New Property Purchase - Introducing a new lease?

3 Replies

Hi all,

We bought our first multifamily last month and are living in an owner occupied triplex. One of our tenants is on a M/M lease and we want to introduce a new 12 month lease on this 3bed2ba apartment. One of the 3 previous tenants has moved out and now 2 remain. 

We don't have background/credit check info, bank statements, income proof etc. as the tenants were already there when we bought the place. 

Should we have the remaining tenants go through a tenant application screening to ensure they meet income requirements, and other factors? 

Could I ask the daughter (the tenant that moved out) to act as a guarantor if her parents don't meet income requirements? It's a delicate situation as the mother has been there a long time....

Thanks - Appreciate any insight/thoughts.

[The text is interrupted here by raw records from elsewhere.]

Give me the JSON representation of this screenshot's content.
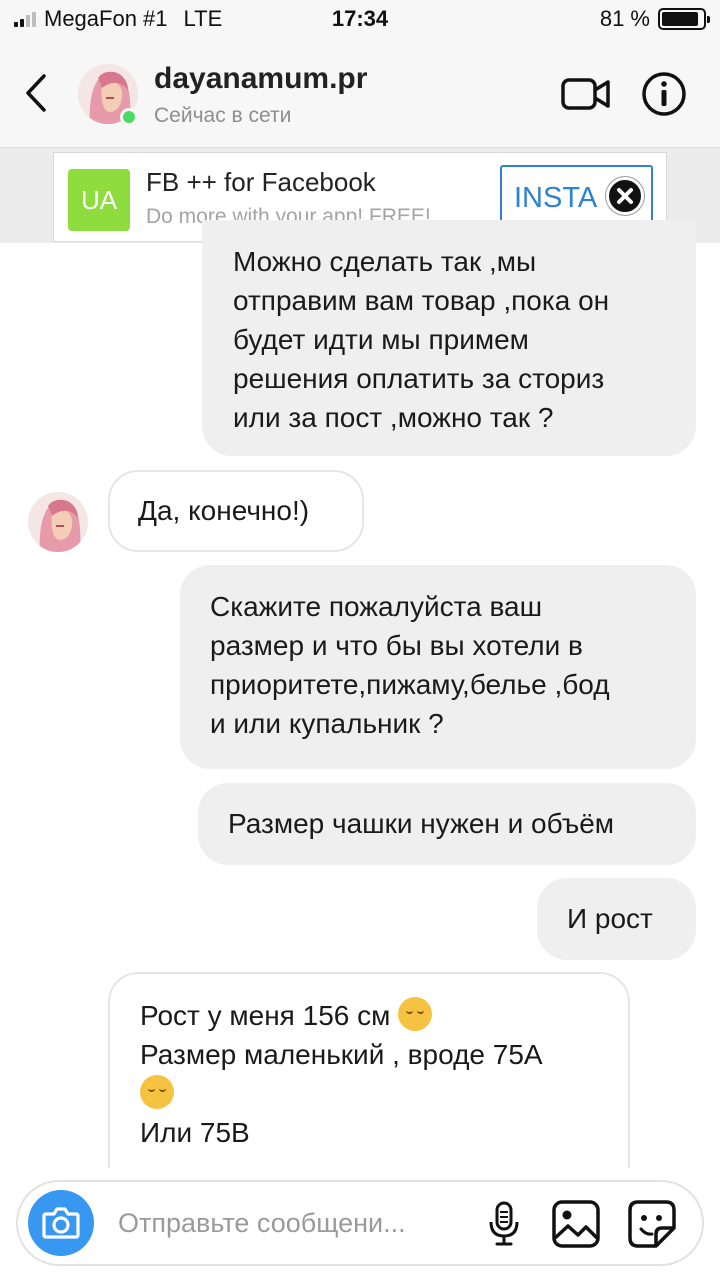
{
  "status_bar": {
    "carrier": "MegaFon #1",
    "network": "LTE",
    "time": "17:34",
    "battery": "81 %",
    "battery_level": 0.81
  },
  "header": {
    "username": "dayanamum.pr",
    "status": "Сейчас в сети",
    "online_color": "#4cd964"
  },
  "ad": {
    "logo_text": "UA",
    "title": "FB ++ for Facebook",
    "subtitle": "Do more with your app! FREE!",
    "button_label": "INSTA",
    "accent": "#2c83d4",
    "logo_color": "#8fdc3f"
  },
  "messages": [
    {
      "direction": "outgoing",
      "text": "Можно сделать так ,мы\nотправим вам товар ,пока он\nбудет идти мы примем\nрешения оплатить за сториз\nили за пост ,можно так ?"
    },
    {
      "direction": "incoming",
      "text": "Да, конечно!)"
    },
    {
      "direction": "outgoing",
      "text": "Скажите пожалуйста ваш\nразмер и что бы вы хотели в\nприоритете,пижаму,белье ,бод\nи или купальник ?"
    },
    {
      "direction": "outgoing",
      "text": "Размер чашки нужен и объём"
    },
    {
      "direction": "outgoing",
      "text": "И рост"
    },
    {
      "direction": "incoming",
      "line1": "Рост у меня 156 см",
      "line2": "Размер маленький , вроде 75А",
      "line3": "Или 75В",
      "emoji1": "smiling-face-icon",
      "emoji2": "thinking-face-icon"
    }
  ],
  "composer": {
    "placeholder": "Отправьте сообщени...",
    "accent": "#3897f0"
  }
}
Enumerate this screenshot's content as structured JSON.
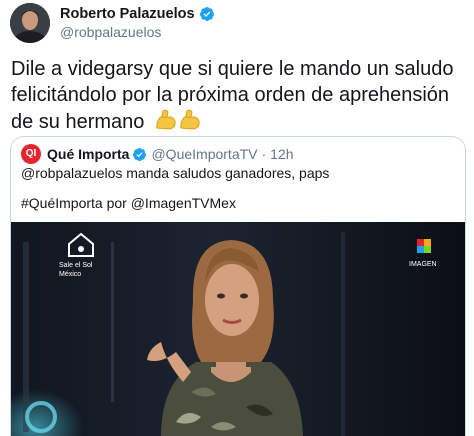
{
  "author": {
    "display_name": "Roberto Palazuelos",
    "handle": "@robpalazuelos",
    "verified_icon": "verified-badge-icon"
  },
  "tweet": {
    "text": "Dile a videgarsy que si quiere le mando un saludo felicitándolo por la próxima  orden de aprehensión  de su hermano",
    "emoji": "💪💪"
  },
  "quoted": {
    "display_name": "Qué Importa",
    "handle": "@QueImportaTV",
    "separator": "·",
    "time": "12h",
    "line1": "@robpalazuelos manda saludos ganadores, paps",
    "line2": "#QuéImporta por @ImagenTVMex",
    "avatar_text": "QI"
  },
  "media": {
    "left_logo_line1": "Sale el Sol",
    "left_logo_line2": "México",
    "right_logo_text": "IMAGEN"
  },
  "colors": {
    "accent_blue": "#1da1f2",
    "text": "#14171a",
    "muted": "#657786",
    "border": "#ccd6dd",
    "quote_avatar": "#e3262d"
  }
}
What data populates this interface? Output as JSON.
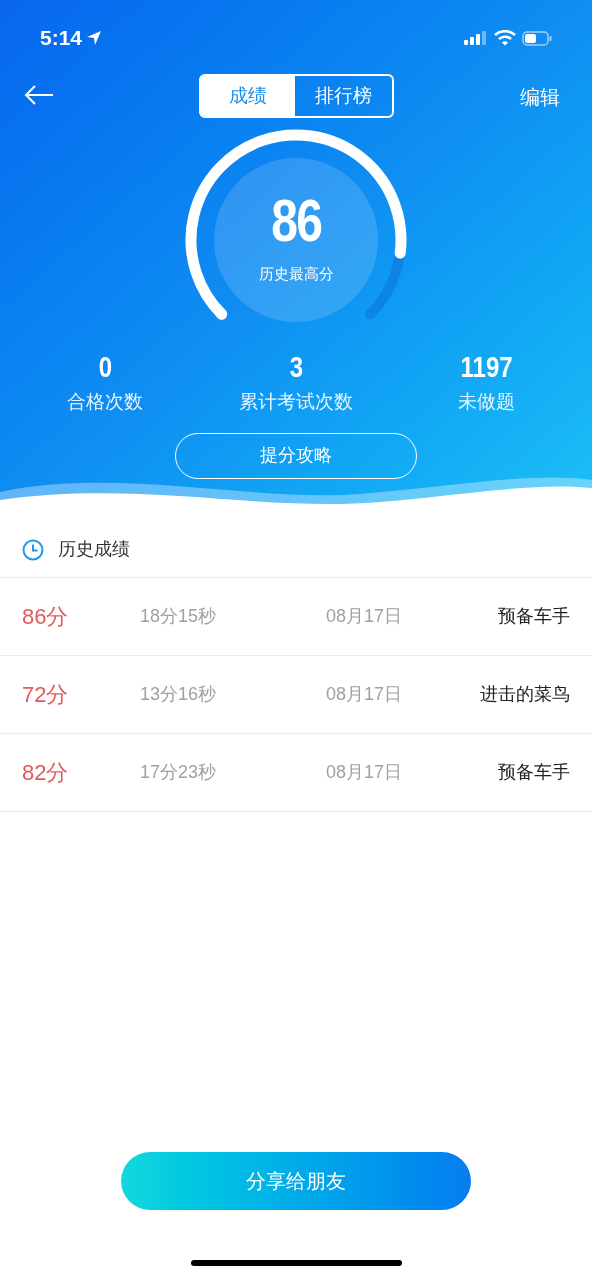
{
  "status_bar": {
    "time": "5:14"
  },
  "header": {
    "tabs": [
      {
        "label": "成绩",
        "selected": true
      },
      {
        "label": "排行榜",
        "selected": false
      }
    ],
    "edit": "编辑"
  },
  "gauge": {
    "score": "86",
    "label": "历史最高分"
  },
  "stats": [
    {
      "value": "0",
      "label": "合格次数"
    },
    {
      "value": "3",
      "label": "累计考试次数"
    },
    {
      "value": "1197",
      "label": "未做题"
    }
  ],
  "tips_button": "提分攻略",
  "history": {
    "title": "历史成绩",
    "rows": [
      {
        "score": "86分",
        "duration": "18分15秒",
        "date": "08月17日",
        "rank": "预备车手"
      },
      {
        "score": "72分",
        "duration": "13分16秒",
        "date": "08月17日",
        "rank": "进击的菜鸟"
      },
      {
        "score": "82分",
        "duration": "17分23秒",
        "date": "08月17日",
        "rank": "预备车手"
      }
    ]
  },
  "share_button": "分享给朋友"
}
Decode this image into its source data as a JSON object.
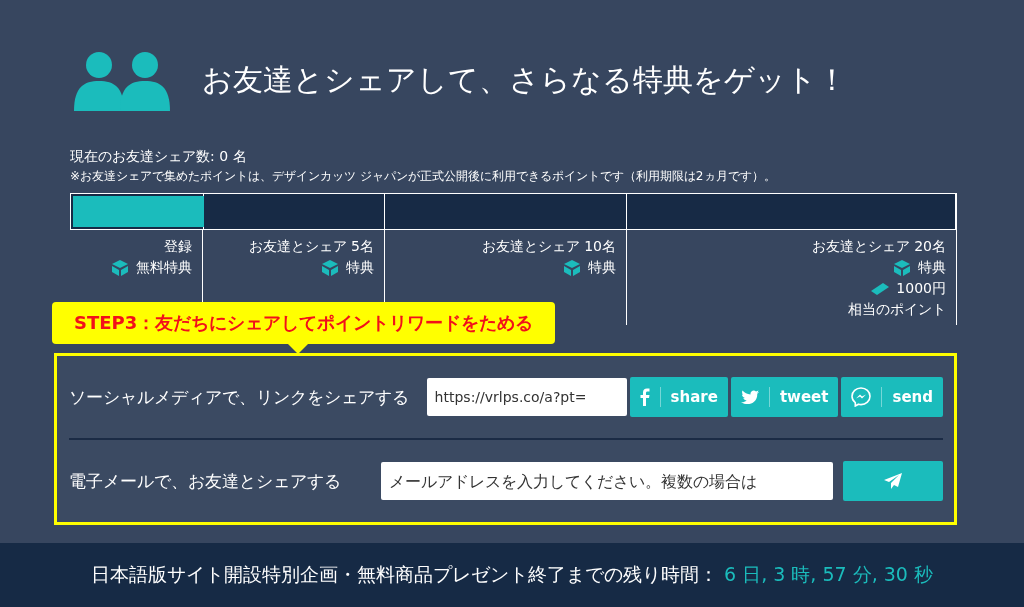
{
  "header": {
    "title": "お友達とシェアして、さらなる特典をゲット！"
  },
  "share_count": "現在のお友達シェア数: 0 名",
  "note": "※お友達シェアで集めたポイントは、デザインカッツ ジャパンが正式公開後に利用できるポイントです（利用期限は2ヵ月です）。",
  "progress": {
    "level": 0.15
  },
  "tiers": [
    {
      "label": "登録",
      "reward": "無料特典"
    },
    {
      "label": "お友達とシェア 5名",
      "reward": "特典"
    },
    {
      "label": "お友達とシェア 10名",
      "reward": "特典"
    },
    {
      "label": "お友達とシェア 20名",
      "reward": "特典",
      "points": "1000円",
      "points_note": "相当のポイント"
    }
  ],
  "callout": "STEP3：友だちにシェアしてポイントリワードをためる",
  "social": {
    "label": "ソーシャルメディアで、リンクをシェアする",
    "link": "https://vrlps.co/a?pt=",
    "buttons": [
      {
        "kind": "facebook",
        "label": "share"
      },
      {
        "kind": "twitter",
        "label": "tweet"
      },
      {
        "kind": "messenger",
        "label": "send"
      }
    ]
  },
  "email": {
    "label": "電子メールで、お友達とシェアする",
    "placeholder": "メールアドレスを入力してください。複数の場合は"
  },
  "footer": {
    "text": "日本語版サイト開設特別企画・無料商品プレゼント終了までの残り時間：",
    "countdown": "6 日, 3 時, 57 分, 30 秒"
  }
}
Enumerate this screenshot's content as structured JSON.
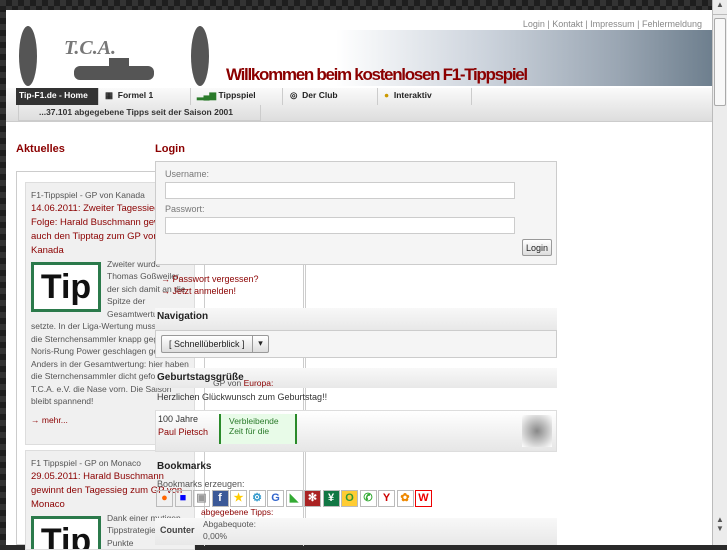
{
  "top_links": [
    "Login",
    "Kontakt",
    "Impressum",
    "Fehlermeldung"
  ],
  "logo_text": "T.C.A.",
  "welcome": "Willkommen beim kostenlosen F1-Tippspiel",
  "nav": {
    "home": "Tip-F1.de - Home",
    "items": [
      "Formel 1",
      "Tippspiel",
      "Der Club",
      "Interaktiv"
    ],
    "ticker": "...37.101 abgegebene Tipps seit der Saison 2001"
  },
  "aktuelles": {
    "title": "Aktuelles",
    "articles": [
      {
        "category": "F1-Tippspiel - GP von Kanada",
        "headline": "14.06.2011: Zweiter Tagessieg in Folge: Harald Buschmann gewinnt auch den Tipptag zum GP von Kanada",
        "image": "Tip",
        "text": "Zweiter wurde Thomas Goßweiler, der sich damit an die Spitze der Gesamtwertung setzte. In der Liga-Wertung musste sich die Sternchensammler knapp gegen das Noris-Rung Power geschlagen geben. Anders in der Gesamtwertung: hier haben die Sternchensammler dicht gefolgt vom T.C.A. e.V. die Nase vorn. Die Saison bleibt spannend!",
        "more": "→ mehr..."
      },
      {
        "category": "F1 Tippspiel - GP on Monaco",
        "headline": "29.05.2011: Harald Buschmann gewinnt den Tagessieg zum GP von Monaco",
        "image": "Tip",
        "text": "Dank einer mutigen Tippstrategie 10 Punkte"
      }
    ]
  },
  "middle": {
    "gp_label": "GP von",
    "gp_link": "Europa:",
    "green_text": "Verbleibende Zeit für die",
    "abgegebene": "abgegebene Tipps:",
    "quote": "Abgabequote:",
    "quote_val": "0,00%"
  },
  "login": {
    "title": "Login",
    "username_label": "Username:",
    "username_value": "",
    "password_label": "Passwort:",
    "password_value": "",
    "button": "Login",
    "forgot": "→ Passwort vergessen?",
    "register": "→ Jetzt anmelden!"
  },
  "navigation": {
    "title": "Navigation",
    "select": "[ Schnellüberblick ]"
  },
  "birthday": {
    "title": "Geburtstagsgrüße",
    "text": "Herzlichen Glückwunsch zum Geburtstag!!",
    "age": "100 Jahre",
    "name": "Paul Pietsch"
  },
  "bookmarks": {
    "title": "Bookmarks",
    "label": "Bookmarks erzeugen:",
    "icons": [
      "mister-wong",
      "delicious",
      "digg",
      "facebook",
      "favoriten",
      "linkarena",
      "google",
      "oneview",
      "yigg",
      "webnews",
      "folkd",
      "icio",
      "yahoo",
      "seekxl",
      "wikio"
    ]
  },
  "counter": {
    "title": "Counter"
  }
}
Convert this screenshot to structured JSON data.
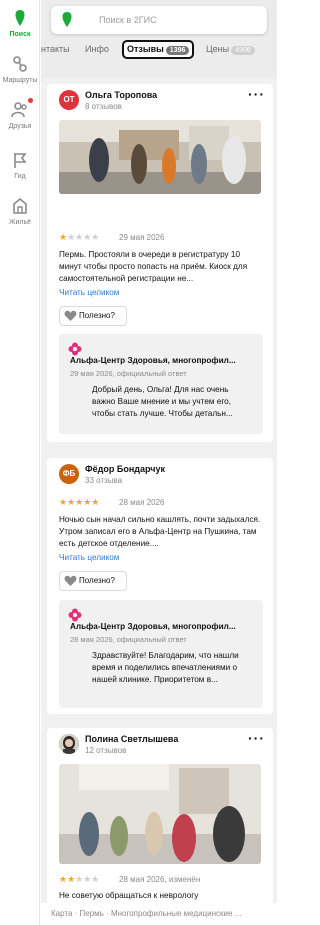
{
  "sidebar": {
    "items": [
      {
        "label": "Поиск",
        "icon": "search-logo-icon"
      },
      {
        "label": "Маршруты",
        "icon": "routes-icon"
      },
      {
        "label": "Друзья",
        "icon": "friends-icon"
      },
      {
        "label": "Гид",
        "icon": "flag-icon"
      },
      {
        "label": "Жильё",
        "icon": "housing-icon"
      }
    ]
  },
  "search": {
    "placeholder": "Поиск в 2ГИС"
  },
  "tabs": {
    "contacts": "нтакты",
    "info": "Инфо",
    "reviews": "Отзывы",
    "reviews_count": "1396",
    "prices": "Цены",
    "prices_count": "4906"
  },
  "reviews": [
    {
      "initials": "ОТ",
      "avatar_color": "#e0323a",
      "name": "Ольга Торопова",
      "count": "8 отзывов",
      "rating": 1,
      "date": "29 мая 2026",
      "text": "Пермь. Простояли в очереди в регистратуру 10 минут чтобы просто попасть на приём. Киоск для самостоятельной регистрации не...",
      "read_more": "Читать целиком",
      "useful": "Полезно?",
      "reply": {
        "org": "Альфа-Центр Здоровья, многопрофил...",
        "meta": "29 мая 2026, официальный ответ",
        "text": "Добрый день, Ольга! Для нас очень важно Ваше мнение и мы учтем его, чтобы стать лучше. Чтобы детальн..."
      }
    },
    {
      "initials": "ФБ",
      "avatar_color": "#c9640c",
      "name": "Фёдор Бондарчук",
      "count": "33 отзыва",
      "rating": 5,
      "date": "28 мая 2026",
      "text": "Ночью сын начал сильно кашлять, почти задыхался. Утром записал его в Альфа-Центр на Пушкина, там есть детское отделение....",
      "read_more": "Читать целиком",
      "useful": "Полезно?",
      "reply": {
        "org": "Альфа-Центр Здоровья, многопрофил...",
        "meta": "28 мая 2026, официальный ответ",
        "text": "Здравствуйте! Благодарим, что нашли время и поделились впечатлениями о нашей клинике. Приоритетом в..."
      }
    },
    {
      "name": "Полина Светлышева",
      "count": "12 отзывов",
      "rating": 2,
      "date": "28 мая 2026, изменён",
      "text": "Не советую обращаться к неврологу"
    }
  ],
  "footer": {
    "breadcrumb": "Карта · Пермь · Многопрофильные медицинские ..."
  },
  "colors": {
    "brand_green": "#1baa3a",
    "star": "#f5a623",
    "link": "#2a7bd8",
    "org_logo": "#e0327a"
  }
}
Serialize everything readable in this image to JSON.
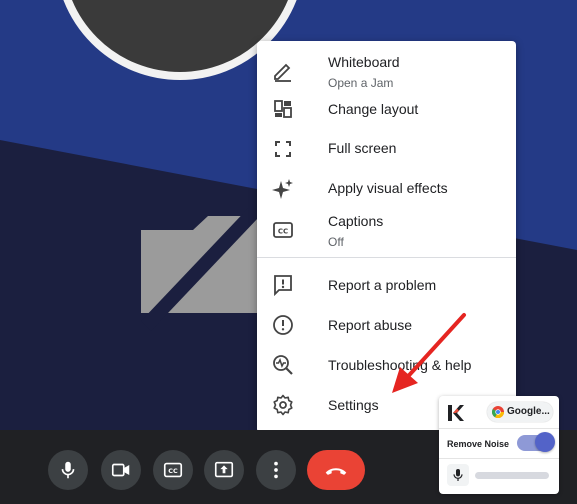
{
  "background": {
    "colors": {
      "blue": "#243a86",
      "dark": "#1b1f3f",
      "avatar_ring": "#f2f2f2"
    },
    "center_icon": "camera-off-icon"
  },
  "menu": {
    "items": [
      {
        "id": "whiteboard",
        "label": "Whiteboard",
        "sublabel": "Open a Jam",
        "icon": "pencil-icon"
      },
      {
        "id": "change-layout",
        "label": "Change layout",
        "icon": "layout-icon"
      },
      {
        "id": "full-screen",
        "label": "Full screen",
        "icon": "fullscreen-icon"
      },
      {
        "id": "visual-effects",
        "label": "Apply visual effects",
        "icon": "sparkle-icon"
      },
      {
        "id": "captions",
        "label": "Captions",
        "sublabel": "Off",
        "icon": "cc-icon"
      },
      {
        "id": "report-problem",
        "label": "Report a problem",
        "icon": "feedback-icon"
      },
      {
        "id": "report-abuse",
        "label": "Report abuse",
        "icon": "alert-circle-icon"
      },
      {
        "id": "troubleshooting",
        "label": "Troubleshooting & help",
        "icon": "troubleshoot-icon"
      },
      {
        "id": "settings",
        "label": "Settings",
        "icon": "gear-icon"
      }
    ]
  },
  "toolbar": {
    "buttons": [
      {
        "id": "mic",
        "icon": "microphone-icon"
      },
      {
        "id": "camera",
        "icon": "video-camera-icon"
      },
      {
        "id": "captions",
        "icon": "cc-icon"
      },
      {
        "id": "present",
        "icon": "present-screen-icon"
      },
      {
        "id": "more",
        "icon": "more-vertical-icon"
      },
      {
        "id": "end-call",
        "icon": "hang-up-icon"
      }
    ],
    "colors": {
      "button_bg": "#3c4043",
      "end_call": "#ea4335",
      "bar": "#202124"
    }
  },
  "annotation": {
    "arrow_color": "#e52521",
    "points_to": "settings"
  },
  "krisp": {
    "logo": "krisp-logo-icon",
    "source_label": "Google...",
    "source_icon": "chrome-icon",
    "remove_noise_label": "Remove Noise",
    "remove_noise_on": true,
    "mic_icon": "microphone-icon",
    "accent": "#5363c8"
  }
}
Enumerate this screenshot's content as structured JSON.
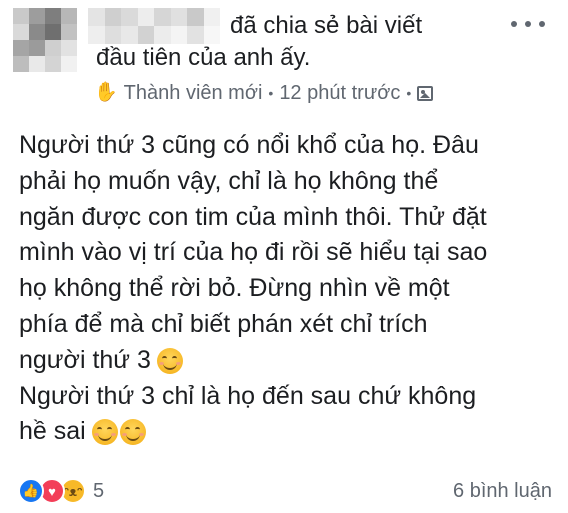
{
  "post": {
    "header": {
      "action_line1": "đã chia sẻ bài viết",
      "action_line2": "đầu tiên của anh ấy."
    },
    "meta": {
      "wave_icon": "wave-hand-icon",
      "badge": "Thành viên mới",
      "separator": "•",
      "time": "12 phút trước",
      "separator2": "•",
      "privacy_icon": "group-photo-icon"
    },
    "body": {
      "lines": [
        "Người thứ 3 cũng có nổi khổ của họ. Đâu",
        "phải họ muốn vậy, chỉ là họ không thể",
        "ngăn được con tim của mình thôi. Thử đặt",
        "mình vào vị trí của họ đi rồi sẽ hiểu tại sao",
        "họ không thể rời bỏ. Đừng nhìn về một",
        "phía để mà chỉ biết phán xét chỉ trích",
        "người thứ 3",
        "Người thứ 3 chỉ là họ đến sau chứ không",
        "hề sai"
      ],
      "emoji": "smiling-face-icon"
    },
    "footer": {
      "reaction_icons": [
        "like-icon",
        "love-icon",
        "haha-icon"
      ],
      "like_glyph": "👍",
      "love_glyph": "♥",
      "haha_glyph": "😆",
      "reaction_count": "5",
      "comments": "6 bình luận"
    }
  },
  "colors": {
    "text": "#1c1e21",
    "secondary": "#606770",
    "like": "#1877f2",
    "love": "#f33e58",
    "haha": "#f7b928"
  }
}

When I acquire an tenant I don't see a need to screen them to see if I will allow them to rent my property. They are already in my property. I would just run with it and if they pay on time and they take care of the place them keep them, if not get rid of them. 

I would go ahead and have them sign my lease.

@Aathavan Raviraj the only way I would put a inherited tenant on a 12 month lease is if they went through all the normal screening and met my rental requirements. If you feel that they won't meet your rental requirements, then leave them month-to-month (but get them to sign your own lease as a month-to-month, don't leave them under the old lease), it's much easier to get them out of the place if you eventually need to. 

As to the daughter acting as a guarantor, would you normally allow this for someone applying if the unit was vacant? If not then my opinion would be to not do it for them, you want to try and be as consistent as possible regarding rental requirements.

I generally recommend you keep them on a month-to-month for a few months to see how they perform and then lock them into a 12-month lease. You may want to give them a new month-to-month lease just so they are under your policies and not the previous owner's.

However, they don't sound like great tenants if you're already worried about their ability to qualify based on income. If they've been there a long time, there's a good chance they're below market and the unit has deferred maintenance. I would seriously evaluate the situation and decide whether you even want to keep them.